Northeast Utilities, whose three electric utilities have a 49-percent ownership stake in Connecticut Yankee, believes on-site storage will continue to be more expensive and less efficient than housing all of the country’s 62,490 metric tons of spent uranium in a permanent centralized location, said Al Lara, Northeast Utilities spokesman.
Other than the costs, the New England Council sees the storage problem as permanently damaging the already sullied reputation of nuclear power in the country at a time when the Obama administration wants to promote new usage, Brett said. Even if the president’s Blue Ribbon Commission comes up with an alternative solution that is acceptable to the public — such as recycling the waste — further delays fuel the perception that nuclear power is difficult to deal with and harmful to the public.
“We need more nuclear: it is affordable, it is reliable, it is emission-free,” Brett said. “Anything that makes us less reliant on the Middle East for our power supply is a good thing.”
The people of Haddam aren’t worried about the nuclear fuel becoming environmentally dangerous, said Paul DeStefano, the town’s first selectman. However, they would like to see the 588 acres be used for something other than uranium storage.
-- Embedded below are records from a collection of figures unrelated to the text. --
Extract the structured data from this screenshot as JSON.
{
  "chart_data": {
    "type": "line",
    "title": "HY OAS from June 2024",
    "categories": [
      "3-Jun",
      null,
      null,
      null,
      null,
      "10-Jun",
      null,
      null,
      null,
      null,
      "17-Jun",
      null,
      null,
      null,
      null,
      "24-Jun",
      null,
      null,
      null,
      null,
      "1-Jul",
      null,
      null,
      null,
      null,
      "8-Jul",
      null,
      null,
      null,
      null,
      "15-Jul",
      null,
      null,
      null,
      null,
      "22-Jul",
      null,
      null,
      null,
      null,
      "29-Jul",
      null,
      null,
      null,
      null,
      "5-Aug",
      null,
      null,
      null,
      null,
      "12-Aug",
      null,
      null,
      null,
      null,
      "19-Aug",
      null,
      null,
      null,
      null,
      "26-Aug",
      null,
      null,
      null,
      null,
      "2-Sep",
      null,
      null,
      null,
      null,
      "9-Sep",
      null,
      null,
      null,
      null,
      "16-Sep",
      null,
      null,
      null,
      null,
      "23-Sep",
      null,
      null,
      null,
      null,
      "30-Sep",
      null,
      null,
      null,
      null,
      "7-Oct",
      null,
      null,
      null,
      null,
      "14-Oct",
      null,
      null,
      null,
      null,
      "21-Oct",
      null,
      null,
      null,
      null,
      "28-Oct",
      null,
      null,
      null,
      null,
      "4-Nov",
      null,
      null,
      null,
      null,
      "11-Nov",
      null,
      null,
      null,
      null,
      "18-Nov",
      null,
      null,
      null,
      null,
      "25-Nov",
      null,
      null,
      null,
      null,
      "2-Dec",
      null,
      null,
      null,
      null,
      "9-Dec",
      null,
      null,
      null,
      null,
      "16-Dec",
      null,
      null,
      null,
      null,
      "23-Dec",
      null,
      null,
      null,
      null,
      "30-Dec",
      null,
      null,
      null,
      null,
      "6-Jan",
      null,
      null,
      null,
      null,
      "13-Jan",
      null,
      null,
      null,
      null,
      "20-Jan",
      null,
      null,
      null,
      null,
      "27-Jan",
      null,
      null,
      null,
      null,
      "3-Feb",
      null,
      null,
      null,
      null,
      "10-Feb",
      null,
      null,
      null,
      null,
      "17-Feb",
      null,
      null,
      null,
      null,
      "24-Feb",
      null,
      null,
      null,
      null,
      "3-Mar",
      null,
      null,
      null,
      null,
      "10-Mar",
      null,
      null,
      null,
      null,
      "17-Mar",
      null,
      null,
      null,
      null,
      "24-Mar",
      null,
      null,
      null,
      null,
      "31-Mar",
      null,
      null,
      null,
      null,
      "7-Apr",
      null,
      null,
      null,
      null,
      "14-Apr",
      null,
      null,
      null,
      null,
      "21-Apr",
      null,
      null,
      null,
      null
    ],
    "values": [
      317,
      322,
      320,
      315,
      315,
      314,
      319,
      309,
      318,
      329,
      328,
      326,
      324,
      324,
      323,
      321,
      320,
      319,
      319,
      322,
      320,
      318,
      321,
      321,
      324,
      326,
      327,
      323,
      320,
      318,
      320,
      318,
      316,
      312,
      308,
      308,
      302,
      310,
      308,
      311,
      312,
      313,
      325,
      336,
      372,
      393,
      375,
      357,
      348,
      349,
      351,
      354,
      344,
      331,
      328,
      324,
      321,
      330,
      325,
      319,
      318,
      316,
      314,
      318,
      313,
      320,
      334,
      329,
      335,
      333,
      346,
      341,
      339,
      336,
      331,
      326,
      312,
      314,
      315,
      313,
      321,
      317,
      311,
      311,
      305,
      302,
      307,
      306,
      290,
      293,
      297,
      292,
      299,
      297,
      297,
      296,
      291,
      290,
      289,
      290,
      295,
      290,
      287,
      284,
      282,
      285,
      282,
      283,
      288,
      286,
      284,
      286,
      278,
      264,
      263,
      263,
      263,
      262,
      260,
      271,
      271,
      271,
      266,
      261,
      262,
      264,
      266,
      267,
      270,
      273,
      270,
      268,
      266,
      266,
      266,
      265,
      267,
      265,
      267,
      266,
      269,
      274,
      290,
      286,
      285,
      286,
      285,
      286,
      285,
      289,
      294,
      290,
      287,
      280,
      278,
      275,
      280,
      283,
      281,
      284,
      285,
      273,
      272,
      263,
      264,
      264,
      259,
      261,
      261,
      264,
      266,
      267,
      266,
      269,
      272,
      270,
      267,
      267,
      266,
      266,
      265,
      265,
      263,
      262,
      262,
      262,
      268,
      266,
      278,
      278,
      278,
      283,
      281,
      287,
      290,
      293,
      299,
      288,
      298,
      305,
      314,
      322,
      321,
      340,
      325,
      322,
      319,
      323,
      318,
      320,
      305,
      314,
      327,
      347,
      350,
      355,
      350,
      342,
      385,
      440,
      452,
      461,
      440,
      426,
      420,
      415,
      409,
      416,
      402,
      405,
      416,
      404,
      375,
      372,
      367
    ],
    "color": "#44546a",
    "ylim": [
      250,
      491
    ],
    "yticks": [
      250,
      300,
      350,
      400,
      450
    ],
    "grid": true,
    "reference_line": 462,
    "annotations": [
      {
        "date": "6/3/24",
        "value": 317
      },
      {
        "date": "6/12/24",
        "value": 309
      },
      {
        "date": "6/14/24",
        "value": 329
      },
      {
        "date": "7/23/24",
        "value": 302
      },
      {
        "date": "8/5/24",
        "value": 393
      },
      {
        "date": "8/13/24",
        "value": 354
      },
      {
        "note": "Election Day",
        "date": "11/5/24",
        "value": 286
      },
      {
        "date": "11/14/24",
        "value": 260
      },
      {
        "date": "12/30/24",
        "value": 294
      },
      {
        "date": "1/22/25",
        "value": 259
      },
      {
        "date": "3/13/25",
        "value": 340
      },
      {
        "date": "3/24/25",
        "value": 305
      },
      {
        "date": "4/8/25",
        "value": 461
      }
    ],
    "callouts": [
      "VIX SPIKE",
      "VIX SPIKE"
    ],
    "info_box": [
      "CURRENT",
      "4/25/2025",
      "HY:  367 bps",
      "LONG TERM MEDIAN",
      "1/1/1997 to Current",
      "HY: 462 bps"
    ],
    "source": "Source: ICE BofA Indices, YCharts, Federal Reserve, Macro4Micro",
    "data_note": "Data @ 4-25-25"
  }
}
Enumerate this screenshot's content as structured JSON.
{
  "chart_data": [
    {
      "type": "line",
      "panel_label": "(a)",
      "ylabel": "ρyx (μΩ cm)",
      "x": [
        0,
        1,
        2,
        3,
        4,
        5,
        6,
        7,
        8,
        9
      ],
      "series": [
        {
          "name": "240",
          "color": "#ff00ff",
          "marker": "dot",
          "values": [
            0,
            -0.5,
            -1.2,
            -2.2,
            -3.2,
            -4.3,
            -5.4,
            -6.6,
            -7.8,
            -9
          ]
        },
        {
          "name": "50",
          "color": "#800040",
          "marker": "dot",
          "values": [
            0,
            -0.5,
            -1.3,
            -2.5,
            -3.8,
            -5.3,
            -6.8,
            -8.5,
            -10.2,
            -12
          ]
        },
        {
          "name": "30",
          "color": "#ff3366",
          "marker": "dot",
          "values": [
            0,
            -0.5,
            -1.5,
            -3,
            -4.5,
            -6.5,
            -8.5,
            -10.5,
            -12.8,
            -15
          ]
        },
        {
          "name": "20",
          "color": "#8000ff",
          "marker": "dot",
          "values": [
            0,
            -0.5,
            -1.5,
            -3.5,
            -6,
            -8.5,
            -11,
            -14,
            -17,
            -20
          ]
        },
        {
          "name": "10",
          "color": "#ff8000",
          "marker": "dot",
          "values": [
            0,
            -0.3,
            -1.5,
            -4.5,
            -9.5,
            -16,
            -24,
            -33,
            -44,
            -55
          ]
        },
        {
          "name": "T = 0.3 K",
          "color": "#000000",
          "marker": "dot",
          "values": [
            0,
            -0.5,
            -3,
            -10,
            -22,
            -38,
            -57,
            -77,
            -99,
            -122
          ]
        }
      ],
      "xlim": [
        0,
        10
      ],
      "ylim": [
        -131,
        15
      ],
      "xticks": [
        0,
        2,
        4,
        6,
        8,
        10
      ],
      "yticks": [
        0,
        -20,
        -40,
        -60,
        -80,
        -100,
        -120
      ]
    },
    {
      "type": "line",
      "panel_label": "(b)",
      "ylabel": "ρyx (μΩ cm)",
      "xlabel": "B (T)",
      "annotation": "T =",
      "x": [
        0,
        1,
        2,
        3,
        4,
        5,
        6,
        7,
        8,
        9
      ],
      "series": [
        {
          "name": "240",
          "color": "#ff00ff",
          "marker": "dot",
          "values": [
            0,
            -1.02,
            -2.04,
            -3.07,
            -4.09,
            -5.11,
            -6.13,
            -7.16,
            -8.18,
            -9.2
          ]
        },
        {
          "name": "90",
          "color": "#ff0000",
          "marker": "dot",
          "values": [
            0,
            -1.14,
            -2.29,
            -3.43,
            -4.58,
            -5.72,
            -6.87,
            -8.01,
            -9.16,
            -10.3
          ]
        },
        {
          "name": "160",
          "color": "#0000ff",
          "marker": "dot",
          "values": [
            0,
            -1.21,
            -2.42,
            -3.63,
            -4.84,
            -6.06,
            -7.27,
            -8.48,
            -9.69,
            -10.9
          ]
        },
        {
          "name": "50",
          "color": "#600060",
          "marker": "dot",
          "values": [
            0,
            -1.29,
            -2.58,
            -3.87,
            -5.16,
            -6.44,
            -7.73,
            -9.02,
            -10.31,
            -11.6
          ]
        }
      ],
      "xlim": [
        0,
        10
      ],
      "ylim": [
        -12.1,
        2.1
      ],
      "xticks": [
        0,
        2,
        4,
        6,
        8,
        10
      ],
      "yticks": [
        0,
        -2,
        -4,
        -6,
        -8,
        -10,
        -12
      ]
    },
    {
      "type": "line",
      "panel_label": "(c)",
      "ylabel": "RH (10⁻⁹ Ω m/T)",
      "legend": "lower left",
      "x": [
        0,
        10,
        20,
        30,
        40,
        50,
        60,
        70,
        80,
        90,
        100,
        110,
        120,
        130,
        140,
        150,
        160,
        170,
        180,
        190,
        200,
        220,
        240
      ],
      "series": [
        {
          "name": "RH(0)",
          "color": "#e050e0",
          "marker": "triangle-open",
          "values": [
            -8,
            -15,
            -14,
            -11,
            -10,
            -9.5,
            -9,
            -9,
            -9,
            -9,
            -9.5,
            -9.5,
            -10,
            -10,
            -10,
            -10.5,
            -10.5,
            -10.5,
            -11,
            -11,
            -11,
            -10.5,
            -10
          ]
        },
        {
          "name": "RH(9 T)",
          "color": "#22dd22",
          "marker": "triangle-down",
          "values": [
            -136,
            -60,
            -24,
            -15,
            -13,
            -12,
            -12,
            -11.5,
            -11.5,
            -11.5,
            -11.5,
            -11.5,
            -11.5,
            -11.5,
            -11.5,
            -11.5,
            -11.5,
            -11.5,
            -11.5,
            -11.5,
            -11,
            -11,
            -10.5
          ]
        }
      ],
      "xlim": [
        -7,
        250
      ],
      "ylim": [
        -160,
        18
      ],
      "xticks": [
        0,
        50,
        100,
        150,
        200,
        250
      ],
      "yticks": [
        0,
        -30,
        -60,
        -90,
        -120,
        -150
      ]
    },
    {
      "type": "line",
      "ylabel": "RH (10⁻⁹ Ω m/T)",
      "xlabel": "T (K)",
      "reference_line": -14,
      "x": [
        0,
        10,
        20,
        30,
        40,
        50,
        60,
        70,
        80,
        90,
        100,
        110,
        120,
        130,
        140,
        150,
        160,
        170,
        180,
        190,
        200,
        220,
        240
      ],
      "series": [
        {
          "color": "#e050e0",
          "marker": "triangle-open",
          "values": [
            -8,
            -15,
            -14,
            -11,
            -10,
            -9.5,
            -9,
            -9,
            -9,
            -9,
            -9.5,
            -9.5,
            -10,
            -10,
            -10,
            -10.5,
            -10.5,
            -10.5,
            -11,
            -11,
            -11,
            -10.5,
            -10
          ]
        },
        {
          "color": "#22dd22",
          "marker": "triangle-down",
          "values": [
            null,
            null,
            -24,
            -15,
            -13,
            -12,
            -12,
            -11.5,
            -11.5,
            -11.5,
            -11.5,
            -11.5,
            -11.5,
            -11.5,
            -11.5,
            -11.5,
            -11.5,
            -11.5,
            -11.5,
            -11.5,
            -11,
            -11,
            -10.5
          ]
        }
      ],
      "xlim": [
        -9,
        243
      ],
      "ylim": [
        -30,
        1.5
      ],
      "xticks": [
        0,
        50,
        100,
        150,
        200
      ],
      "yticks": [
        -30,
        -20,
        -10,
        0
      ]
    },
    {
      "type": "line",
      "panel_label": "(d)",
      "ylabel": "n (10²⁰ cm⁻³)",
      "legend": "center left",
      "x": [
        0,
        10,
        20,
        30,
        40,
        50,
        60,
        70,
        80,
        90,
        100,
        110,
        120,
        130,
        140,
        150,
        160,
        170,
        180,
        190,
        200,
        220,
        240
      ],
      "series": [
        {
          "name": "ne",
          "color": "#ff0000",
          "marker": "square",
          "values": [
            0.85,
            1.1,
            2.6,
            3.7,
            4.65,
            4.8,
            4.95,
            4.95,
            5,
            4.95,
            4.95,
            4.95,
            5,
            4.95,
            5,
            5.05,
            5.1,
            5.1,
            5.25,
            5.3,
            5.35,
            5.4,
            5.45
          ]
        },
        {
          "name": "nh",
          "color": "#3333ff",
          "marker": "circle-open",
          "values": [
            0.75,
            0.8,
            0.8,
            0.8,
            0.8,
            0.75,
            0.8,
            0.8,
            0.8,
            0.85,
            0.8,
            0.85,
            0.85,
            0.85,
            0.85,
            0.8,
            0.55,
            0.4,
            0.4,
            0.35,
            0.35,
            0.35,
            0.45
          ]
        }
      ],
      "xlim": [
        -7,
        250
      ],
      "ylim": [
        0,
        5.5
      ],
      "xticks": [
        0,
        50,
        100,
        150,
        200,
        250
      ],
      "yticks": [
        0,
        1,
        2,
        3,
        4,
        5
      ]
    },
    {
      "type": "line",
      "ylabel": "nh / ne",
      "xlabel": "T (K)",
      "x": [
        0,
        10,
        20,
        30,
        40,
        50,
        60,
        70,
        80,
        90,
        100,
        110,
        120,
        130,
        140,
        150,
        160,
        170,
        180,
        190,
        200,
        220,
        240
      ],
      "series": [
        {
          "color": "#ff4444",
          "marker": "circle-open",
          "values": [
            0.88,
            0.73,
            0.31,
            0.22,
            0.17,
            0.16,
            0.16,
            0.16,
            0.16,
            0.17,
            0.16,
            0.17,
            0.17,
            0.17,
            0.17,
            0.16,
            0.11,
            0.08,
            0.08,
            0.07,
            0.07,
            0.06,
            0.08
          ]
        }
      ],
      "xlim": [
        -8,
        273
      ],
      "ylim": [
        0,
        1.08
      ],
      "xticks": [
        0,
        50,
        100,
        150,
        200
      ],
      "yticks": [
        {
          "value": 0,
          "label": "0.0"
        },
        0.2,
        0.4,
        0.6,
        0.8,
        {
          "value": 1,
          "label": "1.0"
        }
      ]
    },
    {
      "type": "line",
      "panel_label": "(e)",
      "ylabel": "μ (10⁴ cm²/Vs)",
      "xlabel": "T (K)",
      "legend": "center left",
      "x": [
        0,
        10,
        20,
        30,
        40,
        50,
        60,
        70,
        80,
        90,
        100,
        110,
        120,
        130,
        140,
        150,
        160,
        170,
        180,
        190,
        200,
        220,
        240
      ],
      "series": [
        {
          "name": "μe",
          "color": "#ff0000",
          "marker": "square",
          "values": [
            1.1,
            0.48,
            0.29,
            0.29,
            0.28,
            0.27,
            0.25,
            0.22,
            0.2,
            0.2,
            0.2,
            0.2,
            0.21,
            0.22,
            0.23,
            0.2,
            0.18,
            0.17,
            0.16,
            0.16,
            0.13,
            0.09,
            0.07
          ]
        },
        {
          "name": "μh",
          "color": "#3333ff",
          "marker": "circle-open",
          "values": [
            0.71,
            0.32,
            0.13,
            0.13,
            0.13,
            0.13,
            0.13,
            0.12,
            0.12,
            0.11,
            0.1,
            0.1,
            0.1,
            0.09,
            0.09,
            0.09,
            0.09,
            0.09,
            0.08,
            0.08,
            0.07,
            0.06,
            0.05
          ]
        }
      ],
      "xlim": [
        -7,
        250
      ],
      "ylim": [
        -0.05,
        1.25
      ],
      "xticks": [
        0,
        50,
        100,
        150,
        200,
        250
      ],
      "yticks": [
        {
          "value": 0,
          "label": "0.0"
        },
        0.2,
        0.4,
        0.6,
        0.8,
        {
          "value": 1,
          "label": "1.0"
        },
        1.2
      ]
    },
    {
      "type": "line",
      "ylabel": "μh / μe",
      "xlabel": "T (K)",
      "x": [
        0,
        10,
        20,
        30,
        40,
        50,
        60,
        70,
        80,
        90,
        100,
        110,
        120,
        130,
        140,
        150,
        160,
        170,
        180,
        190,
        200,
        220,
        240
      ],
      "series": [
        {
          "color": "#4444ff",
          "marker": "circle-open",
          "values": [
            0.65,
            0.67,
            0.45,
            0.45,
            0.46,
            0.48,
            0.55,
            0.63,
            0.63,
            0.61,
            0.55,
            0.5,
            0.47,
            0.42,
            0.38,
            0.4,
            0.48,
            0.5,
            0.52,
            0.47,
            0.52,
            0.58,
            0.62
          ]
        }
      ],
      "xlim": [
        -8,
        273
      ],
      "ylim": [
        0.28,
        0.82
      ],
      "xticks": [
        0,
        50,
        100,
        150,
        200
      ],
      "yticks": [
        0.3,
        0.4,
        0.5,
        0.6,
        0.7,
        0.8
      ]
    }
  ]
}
Connecticut Yankee hired a specialty real estate firm to gauge interest in the future use of the site, which includes a small industrial section. The company could sell off a large chunk of the acreage even with the nuclear waste on site — as long as the security zone around the storage containers is maintained — but the uranium remains an obstacle to the full usage of the site.
“There is no way to get anything meaningful over there,” DeStefano said. “It is a sad, sad thing. That is a great piece of land over there.”